We get the best results with a knn classifier when the value of k is set to 11

k-fold cross validation on knn

In [None]:
knn_optimal = KNeighborsClassifier(11)
predictions_knn = cross_val_predict(knn_clf, X_data_scaled, y, cv=3)

In [None]:
accuracy_score(y, predictions_knn)

In [None]:
precision_score(y, predictions_knn)

In [None]:
recall_score(y, predictions_knn)

In [None]:
f1_score(y, predictions_knn)

In [None]:
conf_matrix_knn =  confusion_matrix(y, predictions_knn)
plot= sns.heatmap(data=conf_matrix_knn, annot=True)

In [None]:
roc_auc_score(y, predictions_knn)

### ROC_AOC curve comparison of all the models

In [None]:
from sklearn.metrics import roc_curve

fpr_logit, tpr_logit, thresholds_logit = roc_curve(y, predictions_logit)
fpr_forest, tpr_forest, thresholds_forest = roc_curve(y, predictions_forest)
fpr_knn, tpr_knn, thresholds_knn = roc_curve(y, predictions_knn)

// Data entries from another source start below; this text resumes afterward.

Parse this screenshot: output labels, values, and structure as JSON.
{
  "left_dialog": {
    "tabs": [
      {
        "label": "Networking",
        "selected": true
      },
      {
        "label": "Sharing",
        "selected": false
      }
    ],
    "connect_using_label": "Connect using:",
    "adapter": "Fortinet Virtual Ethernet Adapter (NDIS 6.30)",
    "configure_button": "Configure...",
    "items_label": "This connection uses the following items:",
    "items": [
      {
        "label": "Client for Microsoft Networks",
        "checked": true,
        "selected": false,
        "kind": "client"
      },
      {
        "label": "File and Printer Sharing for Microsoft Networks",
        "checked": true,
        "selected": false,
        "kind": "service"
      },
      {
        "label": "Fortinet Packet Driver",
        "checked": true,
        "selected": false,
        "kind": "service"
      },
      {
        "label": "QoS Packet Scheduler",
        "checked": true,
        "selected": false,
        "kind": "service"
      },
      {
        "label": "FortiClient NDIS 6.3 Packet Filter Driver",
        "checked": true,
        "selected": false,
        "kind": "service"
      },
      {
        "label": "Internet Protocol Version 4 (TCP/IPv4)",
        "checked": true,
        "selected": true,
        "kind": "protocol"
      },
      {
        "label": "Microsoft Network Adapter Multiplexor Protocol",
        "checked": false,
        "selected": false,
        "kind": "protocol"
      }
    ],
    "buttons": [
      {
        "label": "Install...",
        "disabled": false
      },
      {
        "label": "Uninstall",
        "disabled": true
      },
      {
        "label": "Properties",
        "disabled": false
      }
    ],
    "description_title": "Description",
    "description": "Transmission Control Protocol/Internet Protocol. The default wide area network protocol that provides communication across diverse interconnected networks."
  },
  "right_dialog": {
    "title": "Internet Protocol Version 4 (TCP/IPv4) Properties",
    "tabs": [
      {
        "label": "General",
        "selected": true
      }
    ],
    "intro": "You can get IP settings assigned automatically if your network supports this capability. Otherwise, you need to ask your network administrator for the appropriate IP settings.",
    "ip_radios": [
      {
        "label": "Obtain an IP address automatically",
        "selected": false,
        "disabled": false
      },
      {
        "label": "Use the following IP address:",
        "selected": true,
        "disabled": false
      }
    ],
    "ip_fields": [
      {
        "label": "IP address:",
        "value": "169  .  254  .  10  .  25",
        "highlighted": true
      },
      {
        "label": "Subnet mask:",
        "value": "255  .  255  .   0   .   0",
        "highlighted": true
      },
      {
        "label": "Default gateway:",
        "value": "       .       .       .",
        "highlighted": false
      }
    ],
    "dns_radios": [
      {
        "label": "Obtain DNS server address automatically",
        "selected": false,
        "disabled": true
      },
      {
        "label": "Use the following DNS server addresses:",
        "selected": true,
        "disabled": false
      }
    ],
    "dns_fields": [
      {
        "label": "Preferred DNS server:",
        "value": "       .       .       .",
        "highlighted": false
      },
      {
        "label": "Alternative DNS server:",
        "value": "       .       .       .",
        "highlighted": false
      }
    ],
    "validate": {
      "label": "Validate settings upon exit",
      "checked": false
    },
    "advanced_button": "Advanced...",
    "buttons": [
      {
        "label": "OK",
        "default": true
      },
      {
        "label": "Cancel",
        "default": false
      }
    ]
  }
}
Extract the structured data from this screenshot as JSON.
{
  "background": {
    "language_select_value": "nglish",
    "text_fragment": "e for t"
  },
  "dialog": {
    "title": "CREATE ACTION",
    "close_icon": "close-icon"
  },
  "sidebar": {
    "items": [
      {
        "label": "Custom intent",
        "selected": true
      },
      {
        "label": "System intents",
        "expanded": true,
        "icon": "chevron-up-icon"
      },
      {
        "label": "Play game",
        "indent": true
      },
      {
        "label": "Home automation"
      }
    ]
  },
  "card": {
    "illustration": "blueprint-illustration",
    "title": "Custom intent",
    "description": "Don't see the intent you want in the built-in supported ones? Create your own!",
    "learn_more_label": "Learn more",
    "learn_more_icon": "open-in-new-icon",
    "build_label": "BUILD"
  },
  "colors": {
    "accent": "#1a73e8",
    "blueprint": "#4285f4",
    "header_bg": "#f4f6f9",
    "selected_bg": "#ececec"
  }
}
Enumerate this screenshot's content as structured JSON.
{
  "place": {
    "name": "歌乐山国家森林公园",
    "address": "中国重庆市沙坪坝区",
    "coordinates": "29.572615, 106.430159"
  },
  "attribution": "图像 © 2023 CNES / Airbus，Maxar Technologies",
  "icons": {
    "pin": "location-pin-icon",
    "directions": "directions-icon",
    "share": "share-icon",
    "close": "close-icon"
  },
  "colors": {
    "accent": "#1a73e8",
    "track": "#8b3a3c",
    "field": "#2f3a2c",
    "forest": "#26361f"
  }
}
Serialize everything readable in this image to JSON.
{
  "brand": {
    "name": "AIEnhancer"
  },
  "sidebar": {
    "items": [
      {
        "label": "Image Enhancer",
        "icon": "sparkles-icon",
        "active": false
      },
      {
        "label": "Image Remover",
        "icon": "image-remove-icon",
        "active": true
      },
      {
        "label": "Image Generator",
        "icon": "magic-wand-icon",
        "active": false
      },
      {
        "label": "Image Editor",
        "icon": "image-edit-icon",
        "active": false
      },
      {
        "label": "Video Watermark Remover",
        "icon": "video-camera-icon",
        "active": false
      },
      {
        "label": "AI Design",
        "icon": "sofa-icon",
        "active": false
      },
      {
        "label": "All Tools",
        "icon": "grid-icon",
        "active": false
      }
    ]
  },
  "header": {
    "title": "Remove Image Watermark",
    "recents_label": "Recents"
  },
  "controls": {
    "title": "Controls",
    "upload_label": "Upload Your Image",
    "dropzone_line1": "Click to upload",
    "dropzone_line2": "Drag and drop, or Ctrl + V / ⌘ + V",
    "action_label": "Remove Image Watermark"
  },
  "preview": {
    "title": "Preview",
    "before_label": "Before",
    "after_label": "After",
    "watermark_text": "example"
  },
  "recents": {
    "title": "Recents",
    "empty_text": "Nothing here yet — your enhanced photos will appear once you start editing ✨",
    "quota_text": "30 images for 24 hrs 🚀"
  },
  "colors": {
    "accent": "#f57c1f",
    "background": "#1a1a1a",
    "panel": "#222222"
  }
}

plt.figure(figsize=(10,6))
plt.plot(fpr_logit, tpr_logit, linewidth=2, color='b')
plt.plot(fpr_forest, tpr_forest, linewidth=2, color='g')
plt.plot(fpr_knn, tpr_knn, linewidth=2, color='r')
plt.plot([0,1], [0,1], 'k--')
plt.axis([0,1,0,1])
plt.legend(['Logistic Regression', 'Random Forest', 'KNN'])
plt.xlabel('False positive rate')
plt.ylabel('True positive rate')

### Observations

- Surprisingly, our random forest and knn classifiers didn't perform any better than the baseline logistic regression model.

- The three models have similar roc_aoc and f1_scores on cross validation testing.

- KNN has a lower recall score(0.50) meaning that its overall ability of predicting diabetic patients is prety low.

- Performance can be improved marginally by using GridSearchCV to tweak model parameters.

- Also, a Support Vector Classifier can be used and the performance should be similar if not better.